In between searching the web and bird guides for plant and other IDs for my (long-time coming, I know!) next Costa Rica blogs, I’ve taken time for nature walks so that I can continue to see lovely wildlife and plants here in my home area. A recent discovery came up unexpectedly when I was with a couple friends looking for migrating warblers at a local lake.
Previously, I’ve written about how Northern mockingbirds (Mimus polyglottos) engage in wing-flashing behavior, which scientists continue to study in an effort to pinpoint its various functions. I’ve seen the wing-flashing every year since I began watching the mockingbirds, but a few days ago I saw a pair of mockers exhibiting a different type of behavior that was very interesting to watch. (If you click on a photo, you can see it larger.)

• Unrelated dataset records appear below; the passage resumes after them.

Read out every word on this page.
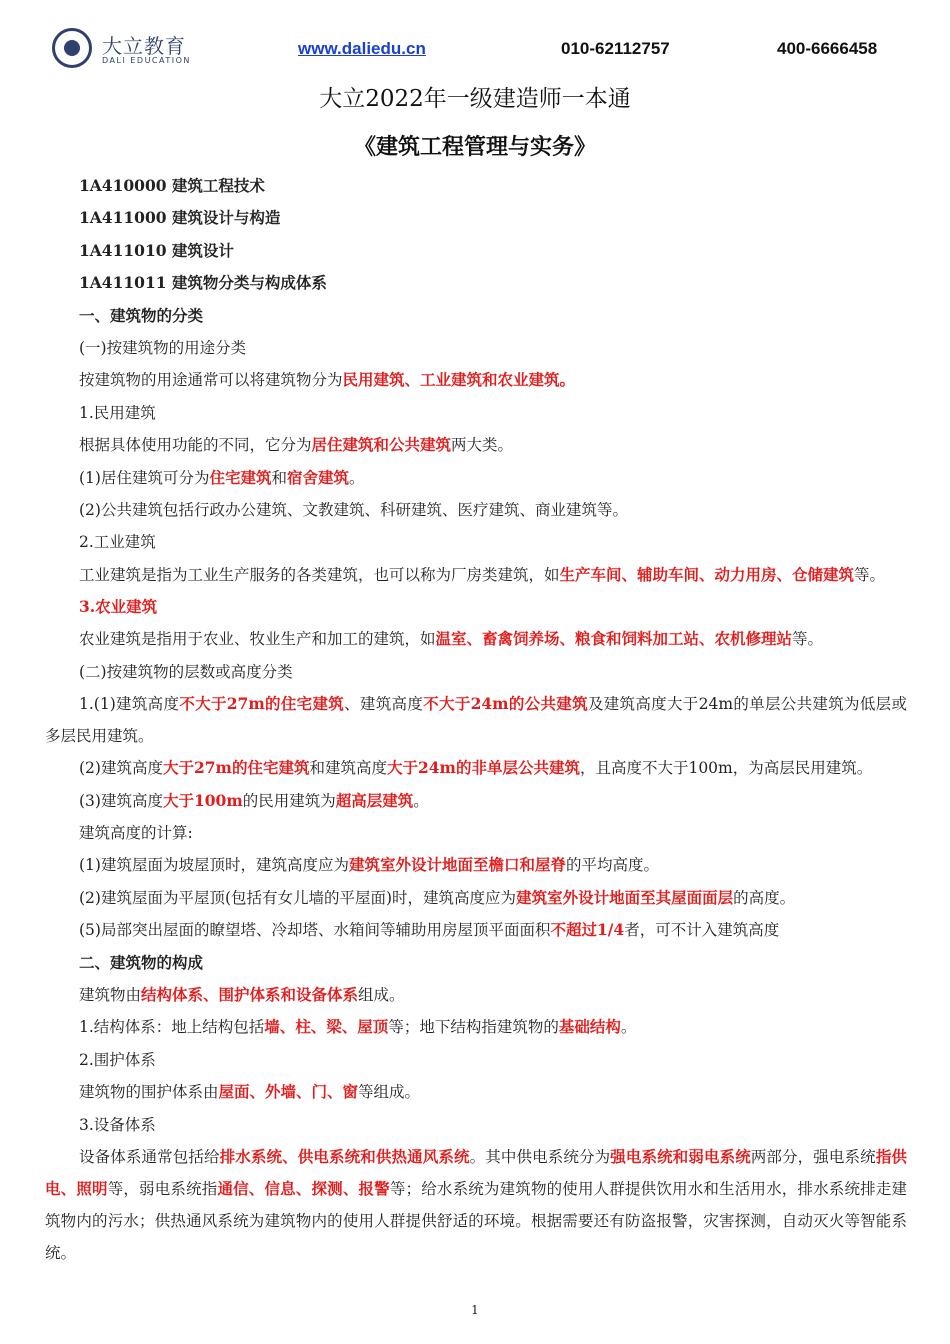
大立教育
DALI EDUCATION
www.daliedu.cn	010-62112757	400-6666458
大立2022年一级建造师一本通
《建筑工程管理与实务》
1A410000 建筑工程技术
1A411000 建筑设计与构造
1A411010 建筑设计
1A411011 建筑物分类与构成体系
一、建筑物的分类
(一)按建筑物的用途分类
按建筑物的用途通常可以将建筑物分为民用建筑、工业建筑和农业建筑。
1.民用建筑
根据具体使用功能的不同，它分为居住建筑和公共建筑两大类。
(1)居住建筑可分为住宅建筑和宿舍建筑。
(2)公共建筑包括行政办公建筑、文教建筑、科研建筑、医疗建筑、商业建筑等。
2.工业建筑
工业建筑是指为工业生产服务的各类建筑，也可以称为厂房类建筑，如生产车间、辅助车间、动力用房、仓储建筑等。
3.农业建筑
农业建筑是指用于农业、牧业生产和加工的建筑，如温室、畜禽饲养场、粮食和饲料加工站、农机修理站等。
(二)按建筑物的层数或高度分类
1.(1)建筑高度不大于27m的住宅建筑、建筑高度不大于24m的公共建筑及建筑高度大于24m的单层公共建筑为低层或多层民用建筑。
(2)建筑高度大于27m的住宅建筑和建筑高度大于24m的非单层公共建筑，且高度不大于100m，为高层民用建筑。
(3)建筑高度大于100m的民用建筑为超高层建筑。
建筑高度的计算:
(1)建筑屋面为坡屋顶时，建筑高度应为建筑室外设计地面至檐口和屋脊的平均高度。
(2)建筑屋面为平屋顶(包括有女儿墙的平屋面)时，建筑高度应为建筑室外设计地面至其屋面面层的高度。
(5)局部突出屋面的瞭望塔、冷却塔、水箱间等辅助用房屋顶平面面积不超过1/4者，可不计入建筑高度
二、建筑物的构成
建筑物由结构体系、围护体系和设备体系组成。
1.结构体系：地上结构包括墙、柱、梁、屋顶等；地下结构指建筑物的基础结构。
2.围护体系
建筑物的围护体系由屋面、外墙、门、窗等组成。
3.设备体系
设备体系通常包括给排水系统、供电系统和供热通风系统。其中供电系统分为强电系统和弱电系统两部分，强电系统指供电、照明等，弱电系统指通信、信息、探测、报警等；给水系统为建筑物的使用人群提供饮用水和生活用水，排水系统排走建筑物内的污水；供热通风系统为建筑物内的使用人群提供舒适的环境。根据需要还有防盗报警，灾害探测，自动灭火等智能系统。
1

The two birds landed on a section of parking lot and proceeded to face off against one another.
They slowly drew closer.
Then they stretched to stand very erect.
They confronted each other face to face.
Occasionally, they flew up with flapping wings to confront one another in the air (I tried to video this but obviously don’t know yet how to take proper videos with my new camera). According to research, they might actually have an airborne physical tussle but that didn’t really happen with this pair.
So why do the mockingbirds do this? These displays are called boundary dances, where male birds go to the edge of the territory they claim to ensure that another male does not encroach on their domain.
After several confrontations, this pair eventually decided that they had made their point. It has been reported that they stop when one dominates but these males seemed evenly matched. Or perhaps they were not feeling very aggressive. Each one flew off and presumably they settled in to patrol the areas that they had claimed as their own. It was nice that there was a peaceful end to the show of masculine bravado!
Going out in nature is such a delight – you never know when you will discover something new (at least to yourself!)